Kim bilir ne düşünürler Burgaz’ın sakinleri, sessiz zaman parçalarına sabahın ilk ışıkları düşecekken. Kimileri zamanı yalnızlığın hüzünlü ırmaklarıyla doldururken, kimileri ise özlemlerin, hasretlerin yürek burkan senfonisini seslendirir adalarda. Küçük kuş cıvıltılarını martıların çığlıkları bastırır örneğin. Sonra birden susarlar da ortalığı bir anda ölüm sessizliği kaplayıverir. Ve belki de bir şiire sığınırsınız o anlarda:
Yaşam bir ıstaka 
Gelir vurur ömrümün coşkusuna 
Hani tutulur dilin 
Konuşamazsın 

Tırmandıkça yücelir dağlar 
Sen mahlupsun sen ıssız 
Ve kalbinde kuşların gömütlüğü 
Tutunamazsın... 

Eloğlu sevdalardan dem tutar 
Aşk büyütür yıldızlardan 
Yasak senin düşlerin 
Dokunamazsın 

Birini sevmişsindir geçen yıllarda 
Açık bir yara gibidir hala 
Hala çok özlersin onu 
Ağlayamazsın 

Yolunda köprüler çürür 
Sesin, sessizlik sanki bir uğultuda 
Savurur hayat kül eyler seni 
Doğrulamazsın! 

Hal böyle olunca şaire ilham olan Burgaz Sait Faik’e ilham olmaz mı? Ne de çok sever Burgaz’ı.  Oysa Annesi Makbule Hanım ile aralarındaki özel ve güçlü bağ bağlar usta öykücüyü esasında Burgaz’a…

Burgaz Ada’nın Sait Faik’in hayatında bıraktığı iz kadar, Sait Faik’in de adada bıraktığı izler var. Biri, büyük bir aşk macerasıdır. Sait Faik, esmer, minicik, kıvırcık saçlı bir kadına âşık olur Burgaz Ada’da; Aleksandra. Kimse razı olmayınca evlenemezler. 
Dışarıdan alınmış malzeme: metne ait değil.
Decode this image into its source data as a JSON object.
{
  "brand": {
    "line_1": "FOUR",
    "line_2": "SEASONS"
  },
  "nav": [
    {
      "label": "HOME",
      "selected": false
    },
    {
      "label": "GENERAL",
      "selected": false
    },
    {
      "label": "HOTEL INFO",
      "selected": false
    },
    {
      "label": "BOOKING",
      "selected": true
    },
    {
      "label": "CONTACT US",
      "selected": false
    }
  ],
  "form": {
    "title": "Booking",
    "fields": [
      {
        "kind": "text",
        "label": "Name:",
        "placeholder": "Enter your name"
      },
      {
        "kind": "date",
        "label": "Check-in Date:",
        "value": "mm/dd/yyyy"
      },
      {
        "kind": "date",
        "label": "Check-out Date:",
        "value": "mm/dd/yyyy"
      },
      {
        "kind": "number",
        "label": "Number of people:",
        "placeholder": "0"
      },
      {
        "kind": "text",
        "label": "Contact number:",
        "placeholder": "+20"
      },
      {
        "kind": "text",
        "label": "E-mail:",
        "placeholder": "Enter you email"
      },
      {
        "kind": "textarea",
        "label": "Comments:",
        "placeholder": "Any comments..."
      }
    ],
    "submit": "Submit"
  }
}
Sait Faik, Aleksandra’nın kendisini sevdiğine bir türlü inanamaz ve onu sürekli sınamaya çalışır. Son sınavda, bir arkadaşıyla anlaşarak Aleksandra’ ya bir oyun oynar. Arkadaşı, Aleksandra, bu adamın buluşma teklifini kabul etmezse, Sait Faik onun sevgisinden emin olacak. Aleksandra, bu teklifi kabul etmiş. Bunu duyan Sait Faik, o kadar sinirlenmiş ki Ada’da oldukları bir gün Aleksandra’nın üzerine yürümüş. Bu olayın üzerine sonsuza dek ayrılsalar ve bir daha hiç görüşmeseler bile Aleksandra, Sait Faik’in unutamadığı aşkı olarak kaldı.

***

Hastalığının ağırlaştığı günlerde Burgaz Ada’dan balıkçılar, Sait Faik’in kaldırıldığı kliniğe ziyarete gelir. Durumunun ağırlığı nedeniyle asapları hassaslaşan Sait Faik, yazarlık hayatı boyunca hikayelerini anlattığı Ada balıkçılarını görünce heyecanlanır. İçlerinde, asker kaçağı olduğu için, geldiği günden beri adadan hiç ayrılamamış olan Rum bir balıkçı da vardır. Sait Faik onu görünce, heyecandan fenalaşır. Bu tür duygu yüklü ziyaretlerin, Sait Faik’e iyi gelmediğini anlayan arkadaşları, kapıya uyarı yazısı asar: Sait Faik’i seven, giremez!

Sait Faik, öykülerinin çoğunu Burgaz’da ki evinde yazar… Bu nedenle eserlerinde hep kendisinden, yaşantısından, adadan, martılardan, vapurlardan,  gündelik hayatın akışından, simitçilerden, balıkçılardan, bir yerlere yetişme telaşı içerisinde olan insanlardan bahseder…

Usta öykücünün, öykülerinin hayat bulduğu Burgazada'da bu ev, Darüşşafaka tarafından 1964 yılında "Sait Faik Müzesi" hâline getirilir. 1955 yılında anne Makbule Abasıyanık tarafından başlatılan ve şu an Türk edebiyatının en prestijli ödüllerinden biri olan "Sait Faik Hikâye Armağanı" da hâlen Darüşşafaka'nın çalışmalarıyla sahiplerini bulur.